While most of us can freely quote, or at least are aware of, data regarding these sex differences in our area of specialty, how many of us deeply consider the importance of sex when discussing these diseases with our patients? Likely only a few, reflecting that sex is, unfortunately, often an afterthought in the research studies upon which we base our diagnoses and management strategies. An analysis of studies in the American Journal of Physiology-Cell Physiology over a one-year period demonstrated that 75% failed to specify the sex of cells from human lines.2
While sex is almost always collected as a variable in clinical studies, it is seldom considered beyond inclusion in logistic regression models. Rarely, if ever, are results reported independently for men and women, and studies are almost never powered to detect differences in outcomes between sexes. As discussed in my Editor’s Corner in the February 2021 issue, “A Period Piece,” outcomes and functions unique to women, such as changes in menstruation, are rarely included in trial designs, even in the studies for which such data would be most relevant, as in those of anticoagulants.
So, how can we address this important issue if we lack the necessary data and if, as we all know, increasing study enrollment to power for differences between men and women is likely to be cost- and resource-prohibitive? We can start by being open with our patients, each other, and funding agencies about what we know and what we don’t know about the influence of sex as a biological variable on the diseases we treat.
We can also make a concerted effort to report outcomes by sex in both observational and interventional studies. In the future, meta-analyses of larger data sets may better inform the care we provide. We can call on our scientific and institutional review boards (IRBs) to suggest sex-specific reporting in their reviews. Finding data relevant only to one sex, when individuals of both sexes have been included, is, indeed, an ethical and scientific issue. We also can advocate for other funding agencies to follow in NIH’s steps and require consideration of sex as a biological variable in study design and reporting.

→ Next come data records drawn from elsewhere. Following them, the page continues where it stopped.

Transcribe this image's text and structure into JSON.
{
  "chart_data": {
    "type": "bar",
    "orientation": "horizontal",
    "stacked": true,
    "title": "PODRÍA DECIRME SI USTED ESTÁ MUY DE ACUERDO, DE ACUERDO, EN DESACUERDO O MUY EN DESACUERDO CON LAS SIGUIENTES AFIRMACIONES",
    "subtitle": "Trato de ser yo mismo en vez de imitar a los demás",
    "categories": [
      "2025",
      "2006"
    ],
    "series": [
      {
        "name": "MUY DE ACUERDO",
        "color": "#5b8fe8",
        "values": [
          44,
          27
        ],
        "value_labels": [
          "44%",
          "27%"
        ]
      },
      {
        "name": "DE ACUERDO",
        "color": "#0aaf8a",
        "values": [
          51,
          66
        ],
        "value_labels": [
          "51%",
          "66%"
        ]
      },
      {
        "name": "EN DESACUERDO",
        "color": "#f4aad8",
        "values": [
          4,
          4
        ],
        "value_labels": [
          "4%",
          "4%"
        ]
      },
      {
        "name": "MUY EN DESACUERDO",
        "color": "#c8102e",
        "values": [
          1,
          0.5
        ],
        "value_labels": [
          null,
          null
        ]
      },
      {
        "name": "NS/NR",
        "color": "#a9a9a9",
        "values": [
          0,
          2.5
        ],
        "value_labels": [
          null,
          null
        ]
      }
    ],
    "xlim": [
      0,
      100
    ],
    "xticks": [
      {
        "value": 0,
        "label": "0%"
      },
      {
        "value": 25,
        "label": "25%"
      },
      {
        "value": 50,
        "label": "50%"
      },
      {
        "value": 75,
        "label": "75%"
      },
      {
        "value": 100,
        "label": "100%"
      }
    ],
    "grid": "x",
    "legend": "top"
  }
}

To improve reporting, the European Association of Science Editors (EASE) developed and published the Sex and Gender Equity in Research (SAGER) guidelines.3 These guidelines provide important suggestions for authors to address the role of sex and gender in every section of their papers and further suggest that editors of journals incorporate such guidelines into the peer review process. Few journals incorporate the SAGER guidelines into author instructions, but this does not prohibit individual authors, or even peer reviewers, from addressing these important issues.
Properly addressing the importance of sex as a biological variable in the care of patients with hematologic disorders will require everyone’s involvement, from those on the frontlines of patient care, in clinical and basic research, sitting on IRBs, reviewing grant applications, heading funding agencies, and editing journals. However, imagine if addressing such a simple variable could improve care and outcomes in patients suffering from conditions across the range of hematologic disease, from simple VTE to the most complex HCT. That’s a return on investment we could all appreciate.
Bethany Samuelson Bannow, MD
- NIH Office of Research on Women’s Health. Accessed July 20, 2021. https://orwh.od.nih.gov/sex-gender.
- Shah K, McCormack CE, Bradbury NA. Do you know the sex of your cells? Am J Physiol Cell Physiol. Jan 1 2014;306(1):C3-18.
- Heidari S, Babor TF, De Castro P, et al. Sex and gender equity in research: rationale for the SAGER guidelines and recommended use. Res Integr Peer Rev. 2016;1:2.